The Penguin just dropped another Batman villain in Gotham
The penguin is defiantly resistant to digging too deeply into the Batman canon. A spin-off from the more rough and grounded The Batmanthe HBO show has focused on its titular Batman antagonist and the much more street-mafia war set in motion by the events of the film (and, you know, Penguin’s own murder of the would-be successor to the Falcone criminal family) . Empire).
Episode 4 changes that. A flashback to Sofia’s time in Arkham Asylum gives us a glimpse into the Hangman’s true background, and introduces another Batman villain.
(Ed. remark: This post contains spoilers for episode 4 of The penguin.)
In The penguinMagpie does her utmost to introduce herself as Magpie, not Margaret, and if you have any idea what kind of world Gotham is in, your ears might perk up.
Magpie is a lower level Batman villain who made his first appearance The man of steel #3. She’s not really prominent in many of the comics or in the on-screen DC Universe, but we do have some consistency for her character in the iterations we’ve seen. She was born Margaret Pye and has lusted after shiny objects all her life. As she grew older, she started working at the Gotham City Museum for Antiquities to be closer to such valuable items. Eventually the closeness became too much; her mind broke, she became Magpie and she started stealing the museum goods, eventually being captured and placed in Arkham Asylum.
Like many Gotham villains, she has no powers to speak of.
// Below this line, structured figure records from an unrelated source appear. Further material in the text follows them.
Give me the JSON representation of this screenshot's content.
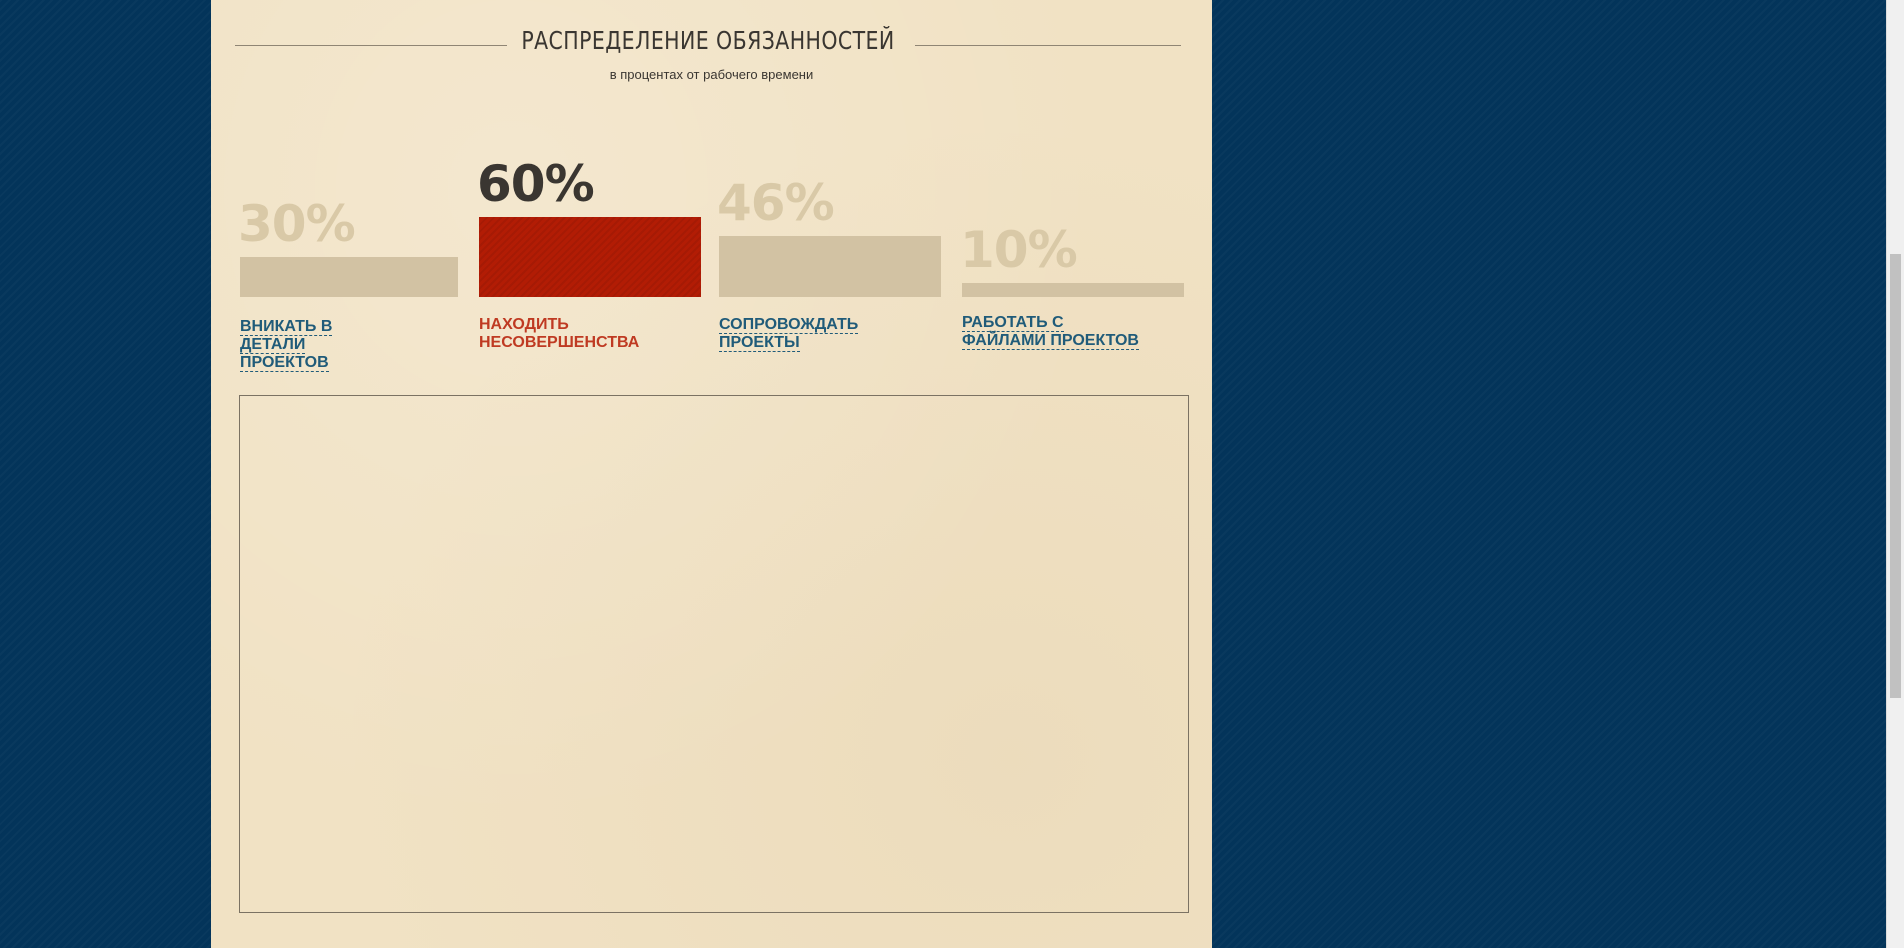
{
  "header": {
    "title": "РАСПРЕДЕЛЕНИЕ ОБЯЗАННОСТЕЙ",
    "subtitle": "в процентах от рабочего времени"
  },
  "chart_data": {
    "type": "bar",
    "title": "РАСПРЕДЕЛЕНИЕ ОБЯЗАННОСТЕЙ",
    "subtitle": "в процентах от рабочего времени",
    "categories": [
      "ВНИКАТЬ В ДЕТАЛИ ПРОЕКТОВ",
      "НАХОДИТЬ НЕСОВЕРШЕНСТВА",
      "СОПРОВОЖДАТЬ ПРОЕКТЫ",
      "РАБОТАТЬ С ФАЙЛАМИ ПРОЕКТОВ"
    ],
    "values": [
      30,
      60,
      46,
      10
    ],
    "value_labels": [
      "30%",
      "60%",
      "46%",
      "10%"
    ],
    "unit": "%",
    "ylim": [
      0,
      100
    ],
    "selected_index": 1,
    "grid": false,
    "colors": {
      "selected_bar": "#b21c05",
      "bar": "#d2c2a3",
      "selected_value": "#3a3631",
      "value": "#d9c9a7",
      "category_link": "#205b79",
      "selected_category": "#bf3a22"
    }
  },
  "colors": {
    "page_background": "#03345a",
    "paper": "#f1e2c4"
  }
}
She is an accomplished gymnast and uses light weapons such as explosives, poisons and razor blades. Magpie takes it one step further and creates deadly booby-trapped duplicates of the museum items she steals! But despite appearing in Batman comics since 1986, she has only appeared on screen in episodes of Gotham And Batwomanplus a background appearance The Lego Batman Movie.
Is The Penguin’s Magpie different from the comics?
This is a show about Oswald Cobbnot DC’s ‘Oswald Cobblepot’. That’s important if you understand what the Magpie lore is here. For starters, there are no comics showing Sofia Falcone and Magpie together in Arkham.
“I had a lot of freedom because of the isolation of this universe, and also because the character of Magpie has not been represented much in DC Comics over the years,” Marié Botha, who plays Magpie, tells Polygon. “And so I drew on the whimsical madness and strange moments of joy and anger that exist in Arkham. And then I just built my own version.”
And so Magpie sets off the “Batman Epic Crime saga” is limited: she ends up in Arkham and dies (apparently) when Sofia snaps and hits her head on the table. But Botha says she developed the “3D version” of Magpie beyond the scope of the episode, drawing on canon and adapting it to include glimpses of the character from the script.
“I really loved (her obsession with shiny things) – to see how Sofia Falcone came in as a shiny thing, as a shiny object,” says Botha, noting that Sofia still looks very “polished” amid a lot of buzz about her family and her (alleged) record as a serial killer. “I love that we meet through that little rivet hole in the beginning, because I really had to play with my eye, my mouth, and my fingers to try to reach this shiny thing, to possess her, to make her my friend to make .”
Botha’s goal in working with episode director Helen Shaver was always to instill the same level of pathos in Magpie as The penguin works to provide for all his Gotham offenders. Even in this brief appearance, the magpie is but a wounded bird to Botha; someone who moves back and forth between her inner child and her traumatized adult self. And even though she leaves the story as quickly as she enters, she remains in the story as an omen. After all, Sofia has only been there a short time and has already killed someone. Magpie has been there much longer… Well, as we see at the end of the episode: Arkham does a real number on you.